Plus, the project found enthusiastic partners, first in the local development group Panos Institute of Southern Africa as well as in the Electoral Commission of Zambia. The Electoral Commission, in particular, was concerned about a rapid increase they saw in online hate speech, misinformation, and disinformation they were seeing in the leadup to the election. “They were happy to work with us,” says Saré Knoope, Electoral Assistance Analyst at UNDP, “because they felt obstructed by the amount of erroneous information that was spreading. They were keen to work together because they thought it was in their interest.

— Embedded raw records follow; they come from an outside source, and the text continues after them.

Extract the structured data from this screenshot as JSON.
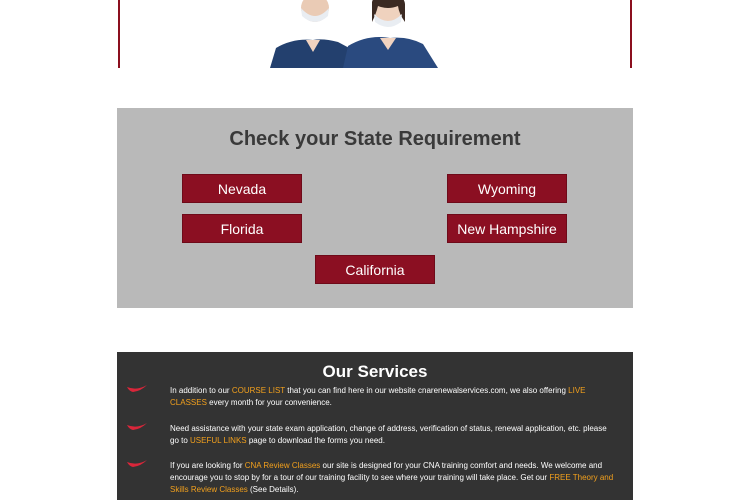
{
  "state_section": {
    "title": "Check your State Requirement",
    "buttons": [
      "Nevada",
      "Wyoming",
      "Florida",
      "New Hampshire",
      "California"
    ]
  },
  "services": {
    "title": "Our Services",
    "items": [
      {
        "t1": "In addition to our ",
        "l1": "COURSE LIST",
        "t2": " that you can find here in our website cnarenewalservices.com, we also offering ",
        "l2": "LIVE CLASSES",
        "t3": " every month for your convenience."
      },
      {
        "t1": "Need assistance with your state exam application, change of address, verification of status, renewal application, etc. please go to ",
        "l1": "USEFUL LINKS",
        "t2": " page to download the forms you need."
      },
      {
        "t1": "If you are looking for ",
        "l1": "CNA Review Classes",
        "t2": " our site is designed for your CNA training comfort and needs. We welcome and encourage you to stop by for a tour of our training facility to see where your training will take place. Get our ",
        "l2": "FREE Theory and Skills Review Classes",
        "t3": " (See Details)."
      }
    ]
  },
  "colors": {
    "accent": "#8b0f22",
    "link": "#f2a01d",
    "panel": "#b9b9b9",
    "dark": "#333333"
  }
}
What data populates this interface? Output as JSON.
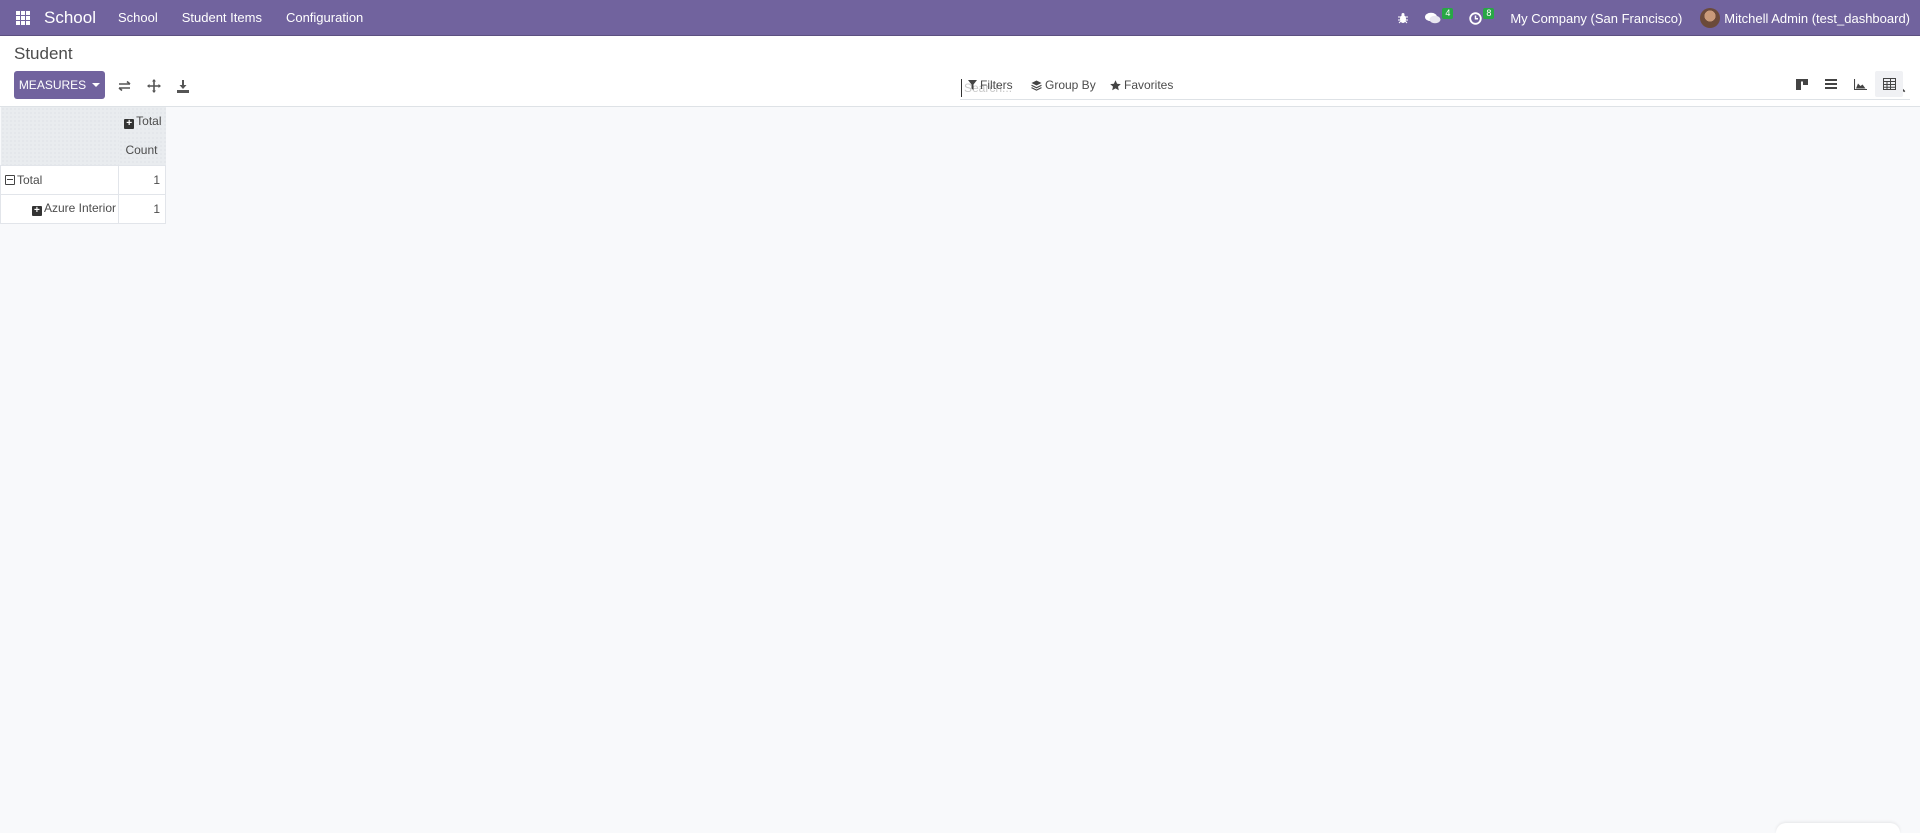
{
  "navbar": {
    "app_name": "School",
    "menus": [
      "School",
      "Student Items",
      "Configuration"
    ],
    "messages_count": "4",
    "activities_count": "8",
    "company": "My Company (San Francisco)",
    "user": "Mitchell Admin (test_dashboard)",
    "brand_color": "#71639e"
  },
  "control_panel": {
    "title": "Student",
    "measures_label": "MEASURES",
    "search_placeholder": "Search...",
    "filters_label": "Filters",
    "group_by_label": "Group By",
    "favorites_label": "Favorites",
    "views": [
      "kanban",
      "list",
      "graph",
      "pivot"
    ],
    "active_view": "pivot"
  },
  "pivot": {
    "col_header": "Total",
    "measure": "Count",
    "rows": [
      {
        "label": "Total",
        "value": "1",
        "expanded": true
      },
      {
        "label": "Azure Interior",
        "value": "1",
        "expanded": false
      }
    ]
  }
}
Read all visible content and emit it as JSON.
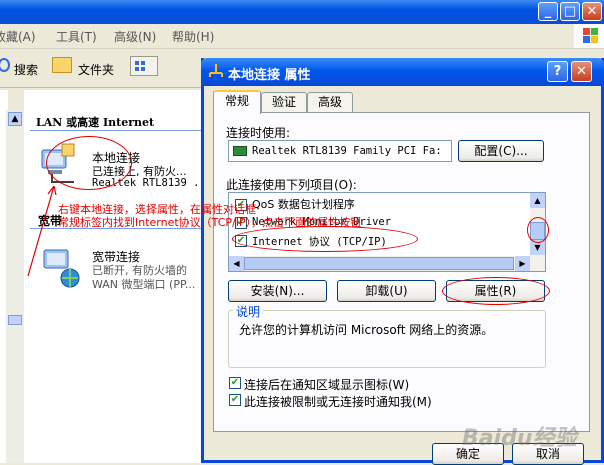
{
  "explorer": {
    "menu": [
      "收藏(A)",
      "工具(T)",
      "高级(N)",
      "帮助(H)"
    ],
    "toolbar": {
      "search_label": "搜索",
      "folders_label": "文件夹"
    },
    "group_lan": "LAN 或高速 Internet",
    "group_broadband": "宽带",
    "connections": [
      {
        "name": "本地连接",
        "status": "已连接上, 有防火...",
        "device": "Realtek RTL8139 ..."
      },
      {
        "name": "宽带连接",
        "status": "已断开, 有防火墙的",
        "device": "WAN 微型端口 (PP..."
      }
    ]
  },
  "dialog": {
    "title": "本地连接 属性",
    "help_btn": "?",
    "close_btn": "✕",
    "tabs": [
      "常规",
      "验证",
      "高级"
    ],
    "connect_using_label": "连接时使用:",
    "adapter": "Realtek RTL8139 Family PCI Fa:",
    "configure_btn": "配置(C)...",
    "items_label": "此连接使用下列项目(O):",
    "items": [
      {
        "label": "QoS 数据包计划程序",
        "checked": true
      },
      {
        "label": "Network Monitor Driver",
        "checked": true
      },
      {
        "label": "Internet 协议 (TCP/IP)",
        "checked": true
      }
    ],
    "install_btn": "安装(N)...",
    "uninstall_btn": "卸载(U)",
    "properties_btn": "属性(R)",
    "description_title": "说明",
    "description_text": "允许您的计算机访问 Microsoft 网络上的资源。",
    "check_show_icon": "连接后在通知区域显示图标(W)",
    "check_notify": "此连接被限制或无连接时通知我(M)",
    "ok_btn": "确定",
    "cancel_btn": "取消"
  },
  "annotation": {
    "line1": "右键本地连接，选择属性，在属性对话框",
    "line2": "常规标签内找到Internet协议（TCP/IP），点击下面的属性按钮"
  },
  "watermark": "Baidu经验",
  "colors": {
    "annotation_red": "#E00000",
    "xp_blue": "#0054E3"
  }
}
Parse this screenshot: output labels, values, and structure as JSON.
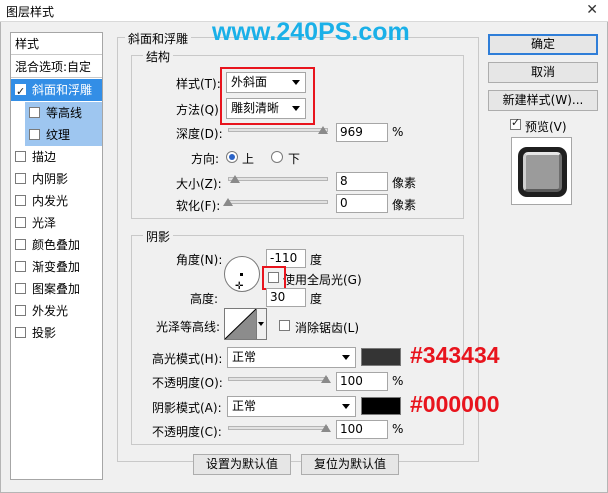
{
  "window": {
    "title": "图层样式",
    "close_glyph": "✕"
  },
  "watermark": "www.240PS.com",
  "sidebar": {
    "header": "样式",
    "blend": "混合选项:自定",
    "items": [
      {
        "label": "斜面和浮雕",
        "checked": true
      },
      {
        "label": "等高线",
        "checked": false
      },
      {
        "label": "纹理",
        "checked": false
      },
      {
        "label": "描边",
        "checked": false
      },
      {
        "label": "内阴影",
        "checked": false
      },
      {
        "label": "内发光",
        "checked": false
      },
      {
        "label": "光泽",
        "checked": false
      },
      {
        "label": "颜色叠加",
        "checked": false
      },
      {
        "label": "渐变叠加",
        "checked": false
      },
      {
        "label": "图案叠加",
        "checked": false
      },
      {
        "label": "外发光",
        "checked": false
      },
      {
        "label": "投影",
        "checked": false
      }
    ]
  },
  "bevel": {
    "section_title": "斜面和浮雕",
    "structure_title": "结构",
    "style_label": "样式(T):",
    "style_value": "外斜面",
    "technique_label": "方法(Q):",
    "technique_value": "雕刻清晰",
    "depth_label": "深度(D):",
    "depth_value": "969",
    "depth_unit": "%",
    "depth_fraction": 0.97,
    "direction_label": "方向:",
    "dir_up": "上",
    "dir_down": "下",
    "size_label": "大小(Z):",
    "size_value": "8",
    "size_unit": "像素",
    "soften_label": "软化(F):",
    "soften_value": "0",
    "soften_unit": "像素"
  },
  "shading": {
    "title": "阴影",
    "angle_label": "角度(N):",
    "angle_value": "-110",
    "angle_unit": "度",
    "global_light_label": "使用全局光(G)",
    "altitude_label": "高度:",
    "altitude_value": "30",
    "altitude_unit": "度",
    "gloss_label": "光泽等高线:",
    "antialias_label": "消除锯齿(L)",
    "highlight_mode_label": "高光模式(H):",
    "highlight_mode_value": "正常",
    "highlight_color": "#343434",
    "highlight_color_text": "#343434",
    "highlight_opacity_label": "不透明度(O):",
    "highlight_opacity_value": "100",
    "highlight_opacity_unit": "%",
    "shadow_mode_label": "阴影模式(A):",
    "shadow_mode_value": "正常",
    "shadow_color": "#000000",
    "shadow_color_text": "#000000",
    "shadow_opacity_label": "不透明度(C):",
    "shadow_opacity_value": "100",
    "shadow_opacity_unit": "%"
  },
  "footer": {
    "set_default": "设置为默认值",
    "reset_default": "复位为默认值"
  },
  "right": {
    "ok": "确定",
    "cancel": "取消",
    "new_style": "新建样式(W)...",
    "preview_label": "预览(V)",
    "preview_checked": true
  }
}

That helped us a lot.” The relationship was mutually beneficial: the iVerify team contributed a chapter on misinformation, disinformation, and hate speech to the ECZ’s Media Handbook on Elections, which was used to train journalists in the country’s 10 provinces.
But the Zambian election turned out to be a lot more tense than anyone was expecting, according to Vusumuzi Sifile, Executive Director at Panos Institute of Southern Africa. Amid accusations of voter registration irregularities, restriction of independent media activity, and violent crackdowns of opposition demonstrations, the iVerify team in Zambia had their work cut out for them. Fact-checkers had barely finished their training when they were thrown into the deep end, asked to verify inflammatory claims with people and entities whose emotions were running high.
“One of our greatest challenges,” says Mwenya Maliseela Serah, an iVerify Zambia fact-checker, “is getting a response from our sources. Say you’re fact-checking an article and a politician is mentioned. You have to talk to the politician to verify the information. Sometimes they won’t answer. Or other times, they won’t understand what we’re trying to do and might feel threatened.”
“Sometimes you get negative language, or even insults,” Serah says. In fact, once a politician she was speaking to even threatened to bomb the Panos offices in Lusaka, Zambia’s capital. Given the tense reality of the situation, and the huge responsibility they shouldered, “we focused most of our efforts on quality of the fact-checking,” says Vougny.
The Zambia project aimed to build the credibility of the fact-checkers in the context of Zambia’s information landscape. On several occasions the team’s interventions resulted in content producers removing content, and publishing retraction statements, on the basis of iVerify fact-checking reports.
iVerify fact-checker Nyambe Jere is proud of her contribution. “For us,” she says, “it felt like an accomplishment to provide the information that we did, and prevent hate speech and more violence.”
The next challenge for the UNDP iVerify team will be next month’s elections in Honduras, which are already expected to be especially prone to disinformation, misinformation, and hate speech. They’ve also started work on Liberia’s elections, scheduled for 2023. Their experience in Zambia taught the team to start the whole process months earlier than they originally anticipated, including critical trainings for fact-checkers. Given the unique political climate of each country, the iVerify cannot be a simple duplication and entails significant customization. But, according to Mathilde Vougny, the end goal is similar for each new iVerify country. Those goals include “creating an ecosystem where information is exchanged, and building a network of journalists and other actors who benefit from fact-checked information,” she says.
In Zambia, “iVerify contributed to encouraging a stronger connection between all the groups in the election who have a role to play,” Vougny says, from the media, civil society, law enforcement, the electoral commission, and more. “We managed to build synergies.”